- First tankōbon volume cover

バタアシ金魚
- Written by: Minetarō Mochizuki
- Published by: Kodansha
- Imprint: Yanmaga KC Special
- Magazine: Weekly Young Magazine
- Original run: 1985 – 1988
- Volumes: 6
- Directed by: Joji Matsuoka
- Produced by: Haruo Umekawa
- Written by: Joji Matsuoka
- Music by: Masamichi Shigeno
- Studio: Nippon Victor
- Released: June 2, 1990
- Runtime: 95 minutes

= Bataashi Kingyo =

Japanese manga series

 (バタアシ金魚, Bataashi Kingyo) is a Japanese manga series written and illustrated by Minetarō Mochizuki.
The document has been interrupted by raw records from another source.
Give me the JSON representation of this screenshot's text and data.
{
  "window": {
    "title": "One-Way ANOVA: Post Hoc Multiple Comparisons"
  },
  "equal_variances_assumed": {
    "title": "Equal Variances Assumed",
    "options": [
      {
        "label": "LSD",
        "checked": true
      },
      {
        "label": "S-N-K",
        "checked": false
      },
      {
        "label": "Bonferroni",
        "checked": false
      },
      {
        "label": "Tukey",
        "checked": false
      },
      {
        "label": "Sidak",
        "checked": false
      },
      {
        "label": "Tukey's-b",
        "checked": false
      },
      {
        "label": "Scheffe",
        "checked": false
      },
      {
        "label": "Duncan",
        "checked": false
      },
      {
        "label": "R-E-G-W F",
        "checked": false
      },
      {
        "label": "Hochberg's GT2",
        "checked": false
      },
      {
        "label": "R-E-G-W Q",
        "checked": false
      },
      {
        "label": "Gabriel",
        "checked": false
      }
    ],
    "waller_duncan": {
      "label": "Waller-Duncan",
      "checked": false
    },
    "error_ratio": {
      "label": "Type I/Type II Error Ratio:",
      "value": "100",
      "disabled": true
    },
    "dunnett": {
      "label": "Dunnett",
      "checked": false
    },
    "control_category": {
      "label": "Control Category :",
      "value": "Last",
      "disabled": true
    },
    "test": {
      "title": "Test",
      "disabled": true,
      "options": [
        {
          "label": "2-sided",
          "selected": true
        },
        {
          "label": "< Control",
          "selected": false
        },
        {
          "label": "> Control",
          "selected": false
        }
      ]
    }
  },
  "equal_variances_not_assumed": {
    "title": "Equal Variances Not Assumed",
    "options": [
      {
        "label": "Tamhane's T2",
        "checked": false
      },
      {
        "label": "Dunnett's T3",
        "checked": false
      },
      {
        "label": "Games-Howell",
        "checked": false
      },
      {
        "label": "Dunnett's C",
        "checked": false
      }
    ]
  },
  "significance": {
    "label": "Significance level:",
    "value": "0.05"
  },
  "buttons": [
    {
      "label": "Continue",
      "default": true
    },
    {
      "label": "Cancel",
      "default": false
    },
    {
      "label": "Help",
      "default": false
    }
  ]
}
It was serialized in Kodansha's seinen manga magazine Weekly Young Magazine from 1985 to 1988. A live-action film adaptation, directed by Joji Matsuoka, premiered in June 1990.

==Media==
===Manga===
Written and illustrated by Minetarō Mochizuki, Bataashi Kingyo was serialized in Kodansha's seinen manga magazine Weekly Young Magazine from 1985 to 1988. Kodansha collected its chapters in six tankōbon volumes, released from May 15, 1986, to September 12, 1988.

===Live-action film===
A live-action film adaptation, directed by Joji Matsuoka, and starring Michitaka Tsutsui Saki Takaoka, Kazuko Shirakawa and Azuma Mikihisa, premiered on June 2, 1990.

==Reception==
The film was chosen as the third-best film at the 12th Yokohama Film Festival. Joji Matsuoka won the Award for Best New Director, Saki Takaoka won the award for Best Newcomer and Norimichi Kasamatsu won the award for Best Cinematography.